Do some of the Big Five have something to hide? Now with the Securities and Exchange Commission engineering a review of the major accounting firms’ independence, we’ll soon find out.
Until the review agreement was reached, the Big Five eagerly wanted to look forward, not back. And it seemed to Lynn Turner, chief accountant at the SEC, that they did indeed have something to conceal, when in May the American Institute of Certified Public Accountants threatened to withhold funding for the review. The AICPA, in fact, sent a letter to the Public Oversight Board, an industry- backed watchdog group, saying that it would “not approve nor authorize payment” for independence reviews at eight major accounting firms.
“I don’t know why anyone would object,” Turner says of the letter.
The AICPA letter referred to the special reviews ordered by the SEC after the discovery of thousands of auditor-independence violations at Pricewaterhouse-Coopers LLP. The report, issued in January, found that PwC employees or their relatives owned investments in half of the firm’s audit clients. While all the top firms have agreed to revamp their internal systems for monitoring equity holdings, a few have been reluctant to undergo the same kind of scrutiny of past practices as PwC.
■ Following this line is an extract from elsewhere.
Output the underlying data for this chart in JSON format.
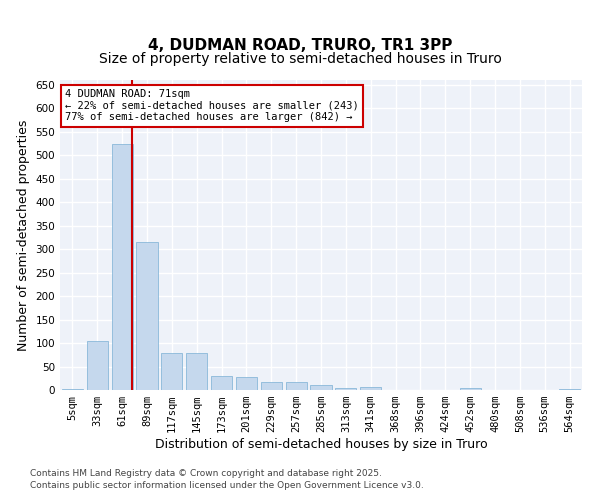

“We’re implementing the new system on a go-forward basis, and we’re happy to share that with the POB,” Stephen Butler, the chairman of KPMG LLP, told CFO last March. But, he added, “We’re not going back to audit years of investments. There’s absolutely no value in doing that.”
Turner disagrees. He argues that the Big Five, on a consulting assignment, would never offer a client a solution without first dissecting the problem. That view prevailed when the major accounting firms, including KPMG, consented to a look-back of at least nine months ending March 31, 2000.
As for the letter threatening to cut off POB funding, that came to light during a May 10 speech by SEC chairman Arthur Levitt, in which he proposed new rules and other measures to enhance auditor independence and to reinforce investor confidence in financial reporting. He saved his harshest rebuke for the AICPA’s threat to undermine the oversight role of the POB. “This development is a significant setback to self-regulation,” he said.
David Brumbeloe, the AICPA official who wrote the letter to the POB, says his intent was not to threaten to cut funding for the special reviews, but to suspend work on them until there was an agreement between the SEC, the POB, and the profession on the scope of the project.
With that agreement now in place, and the AICPA ready to pay for it, Turner will find out whether the Big Five really have something to hide.